Trois gros chantiers sont ouverts par le ministère pour l’année à venir : l’éducation prioritaire, les statuts et missions, la réforme du collège. Sur le lycée, la réforme de la droite est maintenue, le gouvernement prévoyant cette année d’organiser un bilan avant une réforme peut-être dans les années suivantes. Le Conseil Supérieur des Programmes va commencer ses travaux, sans que nous sachions encore vraiment si les personnels et leurs représentant-e-s y seront réellement associé-e-s.

  • Sur l’éducation prioritaire, le débat est mal engagé puisque le ministère affirme qu’il n’y a pas de problème de moyens…
  • Sur le collège, le ministère programme la séparation du temps des élèves en trois parties : un tronc commun ; des enseignements complémentaires différenciés ; des activités de renforcement (soutien, tutorat, aide personnalisée…). Un tronc commun, cela veut dire des branches distinctes : les différenciations sont notoirement le biais par lequel se réintroduisent des hiérarchisations entre options et parcours qui favorisent la reproduction des inégalités sociales et culturelles. Quant à l’extériorisation hors de la classe du traitement de la difficulté scolaire, elle a été mise en œuvre au primaire et au lycée (aide personnalisée). Dans les deux cas, c’est un échec. Son extension au collège témoigne du renoncement à la création des conditions pour que les difficultés des élèves soient traitées au sein de classe.

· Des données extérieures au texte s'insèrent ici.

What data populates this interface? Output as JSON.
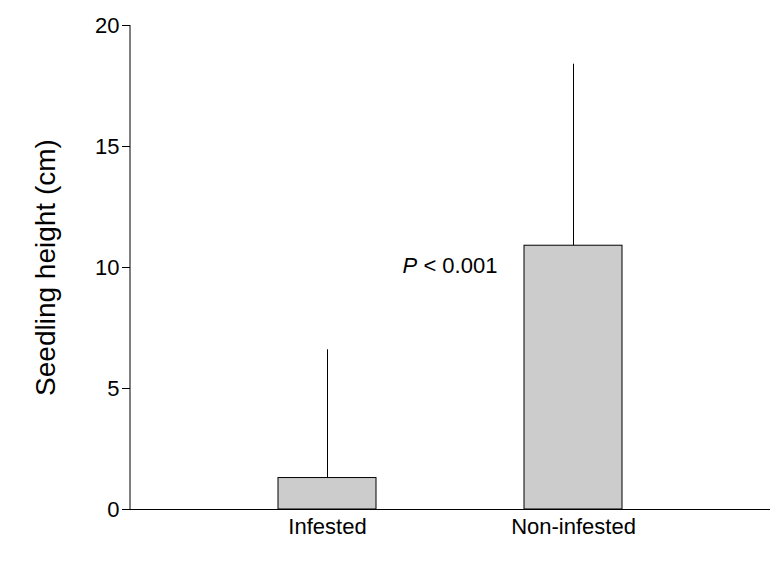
{
  "chart_data": {
    "type": "bar",
    "ylabel": "Seedling height (cm)",
    "categories": [
      "Infested",
      "Non-infested"
    ],
    "values": [
      1.3,
      10.9
    ],
    "errors": [
      5.3,
      7.5
    ],
    "color": "#cccccc",
    "ylim": [
      0,
      20
    ],
    "yticks": [
      0,
      5,
      10,
      15,
      20
    ],
    "annotation": "P < 0.001",
    "grid": false
  }
}
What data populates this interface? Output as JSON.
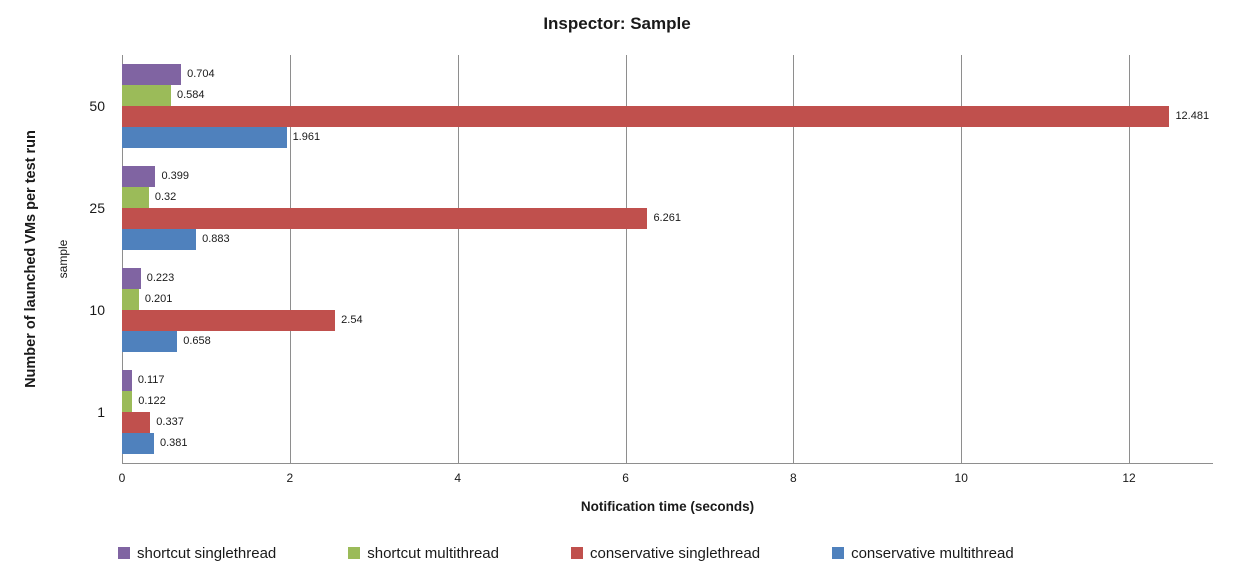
{
  "chart_data": {
    "type": "bar",
    "orientation": "horizontal",
    "title": "Inspector: Sample",
    "xlabel": "Notification time (seconds)",
    "ylabel": "Number of launched VMs per test run",
    "ylabel_secondary": "sample",
    "categories": [
      "50",
      "25",
      "10",
      "1"
    ],
    "series": [
      {
        "name": "shortcut singlethread",
        "color": "#8064A2",
        "values": [
          0.704,
          0.399,
          0.223,
          0.117
        ],
        "labels": [
          "0.704",
          "0.399",
          "0.223",
          "0.117"
        ]
      },
      {
        "name": "shortcut multithread",
        "color": "#9BBB59",
        "values": [
          0.584,
          0.32,
          0.201,
          0.122
        ],
        "labels": [
          "0.584",
          "0.32",
          "0.201",
          "0.122"
        ]
      },
      {
        "name": "conservative singlethread",
        "color": "#C0504D",
        "values": [
          12.481,
          6.261,
          2.54,
          0.337
        ],
        "labels": [
          "12.481",
          "6.261",
          "2.54",
          "0.337"
        ]
      },
      {
        "name": "conservative multithread",
        "color": "#4F81BD",
        "values": [
          1.961,
          0.883,
          0.658,
          0.381
        ],
        "labels": [
          "1.961",
          "0.883",
          "0.658",
          "0.381"
        ]
      }
    ],
    "xlim": [
      0,
      13
    ],
    "xticks": [
      0,
      2,
      4,
      6,
      8,
      10,
      12
    ],
    "grid": true,
    "gridline_color": "#8e8e8e",
    "legend_position": "bottom"
  }
}
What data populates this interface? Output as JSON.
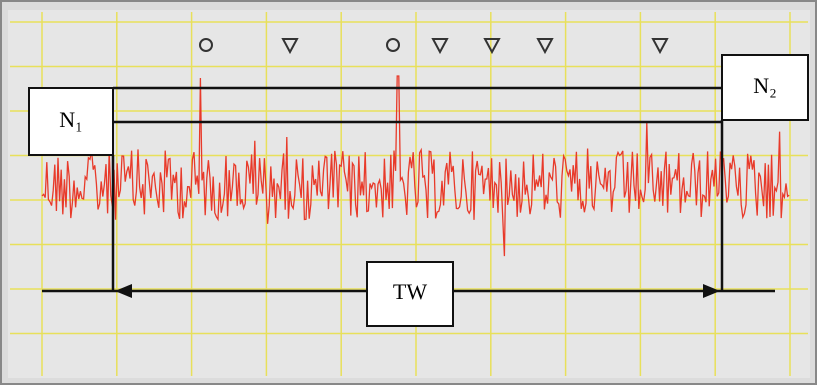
{
  "labels": {
    "n1": "N₁",
    "n2": "N₂",
    "tw": "TW"
  }
}
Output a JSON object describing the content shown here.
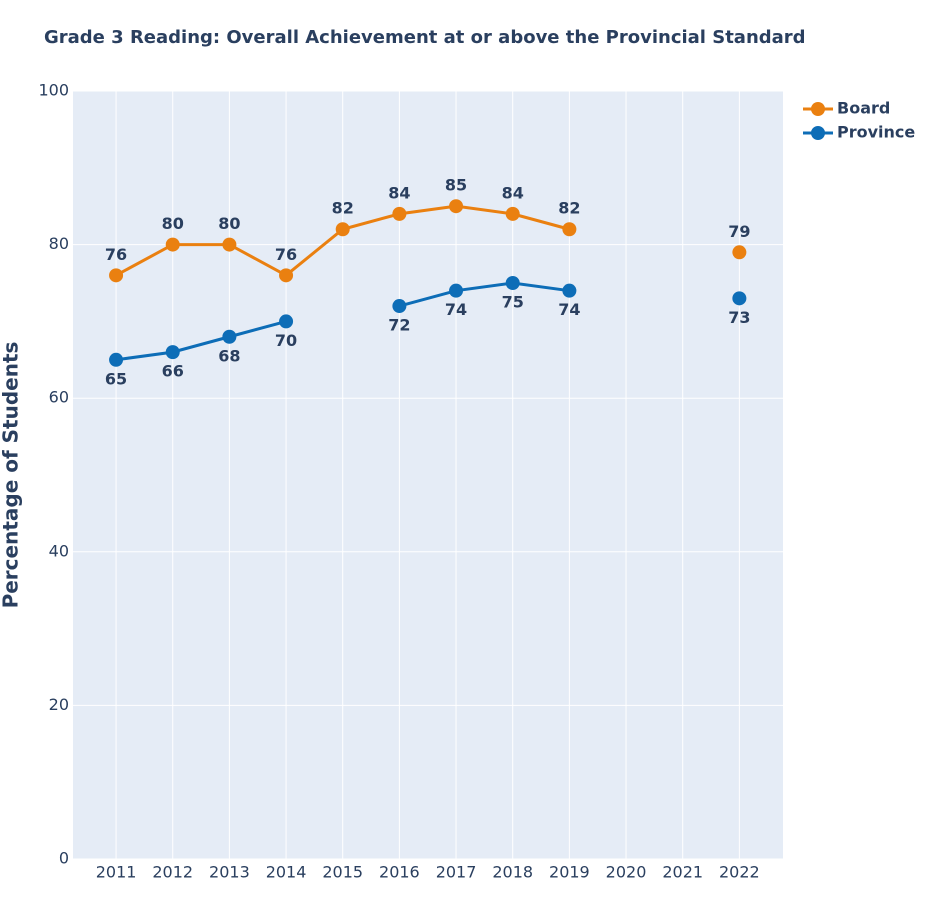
{
  "chart_data": {
    "type": "line",
    "title": "Grade 3 Reading: Overall Achievement at or above the Provincial Standard",
    "y_label": "Percentage of Students",
    "x": [
      2011,
      2012,
      2013,
      2014,
      2015,
      2016,
      2017,
      2018,
      2019,
      2020,
      2021,
      2022
    ],
    "xlim": [
      2010.24,
      2022.77
    ],
    "xticks": [
      2011,
      2012,
      2013,
      2014,
      2015,
      2016,
      2017,
      2018,
      2019,
      2020,
      2021,
      2022
    ],
    "ylim": [
      0,
      100
    ],
    "yticks": [
      0,
      20,
      40,
      60,
      80,
      100
    ],
    "grid": true,
    "legend": "right",
    "series": [
      {
        "name": "Board",
        "color": "#ea8010",
        "values": [
          76,
          80,
          80,
          76,
          82,
          84,
          85,
          84,
          82,
          null,
          null,
          79
        ]
      },
      {
        "name": "Province",
        "color": "#0d6db7",
        "values": [
          65,
          66,
          68,
          70,
          null,
          72,
          74,
          75,
          74,
          null,
          null,
          73
        ]
      }
    ]
  }
}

  • De toutes parts, la casse des statuts des enseignant-e-s du 1er et du 2nd degrés est programmée. Le ministère prévoit une usine à gaz de 13 groupes de travail avec les organisations syndicales. La Cour des comptes recommande de graves remises en cause : annualisation, toutes et tous remplaçant-e-s, hiérarchie partout, service au bon vouloir des chefs locaux, polyvalence au collège, mobilité forcée inter-degrés, recrutement local, poste à profil pour tout le monde, affectation à la tête du client, salaires au mérite… Elle n’a pas été désavouée par V. Peillon. Et les premiers éléments qui se dégagent des projets ministériels sont sans ambiguïté : au collège, la tripartition du temps des élèves pourrait être l’occasion de revoir à la hausse les maxima de service, sous prétexte par exemple qu’une heure « d’encadrement » d’activités de renforcement ne pourrait être comptée comme une heure de classe… Pour mettre en œuvre sa réforme des rythmes au primaire, le ministère entend définir les obligations réglementaires de service hebdomadaire des PE non plus à 24 heures, mais à « 24h en moyenne, avec récupération ». Ce qui est programmé, c’est donc une flexibilisation du temps de travail des PE, soumis à l’arbitraire des DASEN.
  • Enfin, c’est la rentrée d’une nouvelle attaque sur les retraites : poursuite de la loi Fillon, augmentation de la durée de cotisation jusqu’à 43 annuités, baisse des pensions et des salaires. Il nous faut construire la mobilisation la plus large pour refuser tout nouveau recul.

Pour l’éducation comme pour le reste, le véritable changement dépend de nos mobilisations. La fédération SUD éducation appelle les personnels à se réunir en assemblée générale de rentrée et à participer massivement à la grève et aux manifestations du mardi 10 septembre. La grève et les manifestations du 10 septembre sont la première étape dans la construction d’un mouvement d’ensemble pour changer les rapports de force : par nos luttes, empêchons toute régression de nos droits, imposons l’abrogation des contre-réformes et la satisfaction de nos revendications, pour une autre école, une autre société.